近づくにつれ、声がはっきりと聞こえるようになる。
「もー、そんなこと言っちゃってぇっ」
『嶺ちゃんもでしょー! ……きゃあ!?』
「あぶなぁ!?」
……ええい、我慢ならんっ!
「貴様ら、何を……!」
『あ、カミュ』
「おかえり、ミューちゃん☆」
……抱きついている。
Q、誰が?
A、寿が。
Q、誰に?
A、彩綾に。
「………………」
無言で彩綾から寿を引き剥がす。
『カミュ?』
「ミ、ミューちゃん……? 顔が鬼神みたいだよ…?」
だらだらと冷や汗を流す寿に、絶対零度の風を叩きつける。
「黙れ愚民。この場から立ち去れ!!」
「は、はいぃぃっ! 彩綾ちゃん、またねっ、気をつけて!」
シュバッと走り帰る寿を確認し、彩綾へ向き直る。
『あ、そうだ! カミュに……んぅ!?』
彩綾に、噛みつくようなキスをする。息も出来ないような、喰らい尽くすようなキスを。何かを言おうとしたようだが、構うものか。
『んー! んんっ!』
腕を押さえつけるように抱き締めているからか、じたばたと暴れることもままなっていない。腕でぐいぐいと身体を押されたので、解放してやる。
『ぷはっ……はぁはぁ……いきなり何するのさ!』
「俺が来ることを知りながら堂々と浮気とは……いい度胸だな」
『はい?』
「しかも相手が寿だと?」
『ちょ、カミュ。

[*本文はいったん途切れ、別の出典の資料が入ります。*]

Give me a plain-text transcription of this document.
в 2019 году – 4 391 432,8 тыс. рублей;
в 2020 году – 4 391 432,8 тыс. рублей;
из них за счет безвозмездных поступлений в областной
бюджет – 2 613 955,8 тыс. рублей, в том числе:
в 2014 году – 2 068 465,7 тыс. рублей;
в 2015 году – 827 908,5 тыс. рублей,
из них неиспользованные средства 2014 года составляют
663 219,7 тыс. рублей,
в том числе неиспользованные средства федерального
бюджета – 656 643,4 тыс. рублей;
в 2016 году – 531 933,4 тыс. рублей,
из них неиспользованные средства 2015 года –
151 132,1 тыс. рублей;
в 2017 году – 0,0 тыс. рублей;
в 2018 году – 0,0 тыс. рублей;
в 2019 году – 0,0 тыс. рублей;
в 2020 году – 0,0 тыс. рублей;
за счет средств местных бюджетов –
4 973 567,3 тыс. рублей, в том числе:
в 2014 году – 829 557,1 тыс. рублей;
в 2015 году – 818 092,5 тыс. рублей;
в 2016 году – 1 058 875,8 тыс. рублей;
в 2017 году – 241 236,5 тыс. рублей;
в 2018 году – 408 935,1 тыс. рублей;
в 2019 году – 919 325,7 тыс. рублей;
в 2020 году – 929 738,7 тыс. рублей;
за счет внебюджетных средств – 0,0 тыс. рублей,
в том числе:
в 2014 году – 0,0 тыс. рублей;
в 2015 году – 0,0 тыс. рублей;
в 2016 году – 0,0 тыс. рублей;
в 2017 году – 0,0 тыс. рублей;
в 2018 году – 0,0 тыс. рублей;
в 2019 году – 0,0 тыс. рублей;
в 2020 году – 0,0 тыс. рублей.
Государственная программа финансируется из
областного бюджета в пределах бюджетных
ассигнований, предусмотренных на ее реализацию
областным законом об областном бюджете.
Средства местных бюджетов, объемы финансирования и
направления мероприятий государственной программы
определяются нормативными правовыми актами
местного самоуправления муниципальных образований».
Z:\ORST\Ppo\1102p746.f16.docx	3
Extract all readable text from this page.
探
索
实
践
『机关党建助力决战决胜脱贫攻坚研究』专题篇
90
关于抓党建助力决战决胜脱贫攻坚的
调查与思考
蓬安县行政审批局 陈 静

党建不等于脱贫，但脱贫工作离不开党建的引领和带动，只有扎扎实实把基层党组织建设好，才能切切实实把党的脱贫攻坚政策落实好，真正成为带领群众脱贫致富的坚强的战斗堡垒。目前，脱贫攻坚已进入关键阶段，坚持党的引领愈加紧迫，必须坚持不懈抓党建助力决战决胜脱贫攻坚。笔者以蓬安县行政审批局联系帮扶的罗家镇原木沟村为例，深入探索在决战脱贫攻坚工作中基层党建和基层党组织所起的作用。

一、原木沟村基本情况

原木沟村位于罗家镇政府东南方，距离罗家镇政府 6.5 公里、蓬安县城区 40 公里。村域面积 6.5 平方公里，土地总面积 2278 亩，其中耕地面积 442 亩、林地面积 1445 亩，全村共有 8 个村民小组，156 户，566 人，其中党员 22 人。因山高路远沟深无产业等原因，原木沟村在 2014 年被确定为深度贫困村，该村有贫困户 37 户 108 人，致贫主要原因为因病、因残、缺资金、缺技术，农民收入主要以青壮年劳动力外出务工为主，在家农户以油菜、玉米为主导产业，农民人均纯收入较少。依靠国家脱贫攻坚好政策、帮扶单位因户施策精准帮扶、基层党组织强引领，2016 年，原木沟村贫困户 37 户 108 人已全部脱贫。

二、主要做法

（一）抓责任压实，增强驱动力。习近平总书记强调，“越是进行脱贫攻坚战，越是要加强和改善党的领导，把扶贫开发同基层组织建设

落ち着いて。誤解だから!』
誤解? 白々しい。
「誤解……? アレでか」
『そう! 誤解! 嶺ちゃんはたまたま通りかかっただけで浮気とかじゃないから! 抱きついてたのは助けてくれたの!』
「助けただと?」
『そう! コレ!』
見せられたのは、雪の結晶を象った美しい砂糖菓子だった。
『さっき転びかけて……嶺ちゃんが支えてくれなかったらこの砂糖菓子壊れちゃってたんだよ? ──カミュのための砂糖菓子』
「俺のため?」
『カミュ、この間シルクパレスから帰ってきたとき、雪の砂糖菓子はないのかって言ってたでしょ? その時は無かったから、作ったんだよ。カミュみたいに、強くて優しい……でもどこか儚い雪の砂糖菓子。だから、嶺ちゃんは悪くない。むしろ恩人なの』
「……………ふん」
『機嫌直してよ。この砂糖菓子と、あまーい紅茶、どっちがいい?』
「どちらも差し出すなら、許してやらんでもない」
『ふふっ……ありがたき幸せ、なーんてね。今準備するから、お店で待っててくれる?』
「早くしろ」
まったく……
『カミュ』
「なんだ」
『すき』
「………」
『あー照れたー』
「照れてなどいない!」
『じゃあデレた』
「違う!」
結局、顔を背けたが……
──まぁ、そのあと出てきた紅茶と砂糖菓子が美味かったから、許してやろう。